项目摘要 正常视力取决于主要视网膜细胞类型的平衡生成和稳态调节， 这些过程的中断可能导致先天性视网膜疾病和视网膜变性， 全世界每年有数百万人死亡。再生医学依赖于我们对视网膜 用于告知视网膜细胞重编程和制造的开发。虽然有重大的 在解开转录因子的作用的进展，一个主要的差距存在于我们的知识如何这些 严格调控的基因网络由表观遗传机制控制。多梳群配合物是 进化上保守的表观遗传机制，通过组蛋白修饰重塑染色质， 沉默靶向基因，最近已显示影响视网膜神经发生和谱系决定。 BCOR是Polycomb抑制复合物1变体的一个组分，其泛素化组蛋白上的赖氨酸119 H2A（H2AK119Ub）。BCOR失调明显与眼部和视网膜疾病相关，包括伦茨 小眼症、眼面心齿综合征和视网膜母细胞瘤，但它在视网膜神经发生中的作用是 仍然没有很好地理解。
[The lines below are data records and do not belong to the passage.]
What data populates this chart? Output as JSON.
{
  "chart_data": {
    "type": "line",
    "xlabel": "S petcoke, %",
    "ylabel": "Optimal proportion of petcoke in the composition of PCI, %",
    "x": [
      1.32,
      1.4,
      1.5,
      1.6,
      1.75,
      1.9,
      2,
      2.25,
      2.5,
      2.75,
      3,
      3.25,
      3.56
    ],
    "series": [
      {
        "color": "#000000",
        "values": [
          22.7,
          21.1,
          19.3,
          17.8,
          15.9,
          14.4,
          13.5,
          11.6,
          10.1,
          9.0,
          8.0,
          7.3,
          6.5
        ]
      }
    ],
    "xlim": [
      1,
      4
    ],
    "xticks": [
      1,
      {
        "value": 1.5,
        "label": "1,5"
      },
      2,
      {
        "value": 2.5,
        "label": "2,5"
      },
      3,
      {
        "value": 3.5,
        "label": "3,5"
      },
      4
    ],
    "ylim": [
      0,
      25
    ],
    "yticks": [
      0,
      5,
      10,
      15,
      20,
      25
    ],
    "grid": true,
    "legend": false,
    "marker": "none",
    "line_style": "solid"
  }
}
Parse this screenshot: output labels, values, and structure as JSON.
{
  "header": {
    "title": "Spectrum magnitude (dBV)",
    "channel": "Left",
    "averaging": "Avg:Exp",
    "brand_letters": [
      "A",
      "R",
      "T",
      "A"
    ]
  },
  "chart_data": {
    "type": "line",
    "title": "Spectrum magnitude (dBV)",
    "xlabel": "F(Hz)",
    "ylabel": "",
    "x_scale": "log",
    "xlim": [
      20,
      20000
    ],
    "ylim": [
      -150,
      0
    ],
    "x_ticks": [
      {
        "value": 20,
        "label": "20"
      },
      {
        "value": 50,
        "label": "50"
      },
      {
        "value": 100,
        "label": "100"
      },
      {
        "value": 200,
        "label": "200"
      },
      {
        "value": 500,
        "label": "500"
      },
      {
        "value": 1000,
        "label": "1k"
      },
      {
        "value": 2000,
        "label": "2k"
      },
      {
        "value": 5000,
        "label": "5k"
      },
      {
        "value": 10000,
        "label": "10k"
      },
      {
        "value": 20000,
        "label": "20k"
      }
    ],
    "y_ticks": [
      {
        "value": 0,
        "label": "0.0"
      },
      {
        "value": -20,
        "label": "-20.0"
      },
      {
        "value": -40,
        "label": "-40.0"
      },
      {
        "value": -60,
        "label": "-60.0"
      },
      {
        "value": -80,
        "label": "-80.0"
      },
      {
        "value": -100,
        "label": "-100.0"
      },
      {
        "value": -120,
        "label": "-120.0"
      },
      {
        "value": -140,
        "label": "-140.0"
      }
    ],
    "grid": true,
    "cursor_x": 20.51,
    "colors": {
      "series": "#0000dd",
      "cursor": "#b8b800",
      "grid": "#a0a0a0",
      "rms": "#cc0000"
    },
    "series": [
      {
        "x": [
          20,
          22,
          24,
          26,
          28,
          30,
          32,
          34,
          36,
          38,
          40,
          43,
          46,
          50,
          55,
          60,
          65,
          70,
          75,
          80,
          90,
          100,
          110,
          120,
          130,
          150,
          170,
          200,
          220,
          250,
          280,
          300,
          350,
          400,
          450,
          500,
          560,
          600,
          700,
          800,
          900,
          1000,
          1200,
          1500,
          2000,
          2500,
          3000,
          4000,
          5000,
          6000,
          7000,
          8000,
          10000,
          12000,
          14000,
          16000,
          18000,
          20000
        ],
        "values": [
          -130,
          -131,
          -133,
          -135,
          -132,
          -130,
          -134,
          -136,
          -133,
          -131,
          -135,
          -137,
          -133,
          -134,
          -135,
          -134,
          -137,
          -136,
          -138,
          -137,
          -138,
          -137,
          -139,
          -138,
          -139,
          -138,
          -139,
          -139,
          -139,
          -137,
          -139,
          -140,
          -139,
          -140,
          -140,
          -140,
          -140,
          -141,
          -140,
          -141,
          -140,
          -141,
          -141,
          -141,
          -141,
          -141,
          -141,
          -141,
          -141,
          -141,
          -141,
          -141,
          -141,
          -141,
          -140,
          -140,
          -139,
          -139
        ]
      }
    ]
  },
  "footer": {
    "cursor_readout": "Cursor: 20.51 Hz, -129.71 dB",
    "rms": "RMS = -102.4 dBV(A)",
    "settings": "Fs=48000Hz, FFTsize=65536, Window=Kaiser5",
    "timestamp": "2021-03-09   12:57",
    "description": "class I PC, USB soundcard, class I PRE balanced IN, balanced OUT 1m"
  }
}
在初步研究中，我进行了免疫共沉淀-质谱分析， 验证了BCOR与视网膜细胞中其他PcG蛋白的相互作用。然后我用BCOR染色质 免疫沉淀测序（ChIP-seq）并鉴定了视网膜祖细胞基因LHX 2的强峰， PAX 6、SIX 3和SIX 6，它们都在视泡发育中起重要作用，并且后来在视泡发育中发挥不同的作用。 视网膜细胞的命运决定。因此，我建议研究BCOR在视网膜神经发生中的作用。我 假设BCOR通过募集细胞来介导从视网膜祖细胞到分化细胞类型的转换 PcG蛋白调节染色质上的H2 AK 119 Ub以抑制多能性基因。我来测试一下 目的：（1）明确BCOR调节视网膜神经元凋亡的表观遗传机制， 祖细胞基因，和（2）确定BCOR如何影响体内主要视网膜细胞类型的产生。我 总体目标是表征BCOR-ncPRC 1.1在视网膜发育中的作用， 视网膜再生策略的新表观遗传靶点。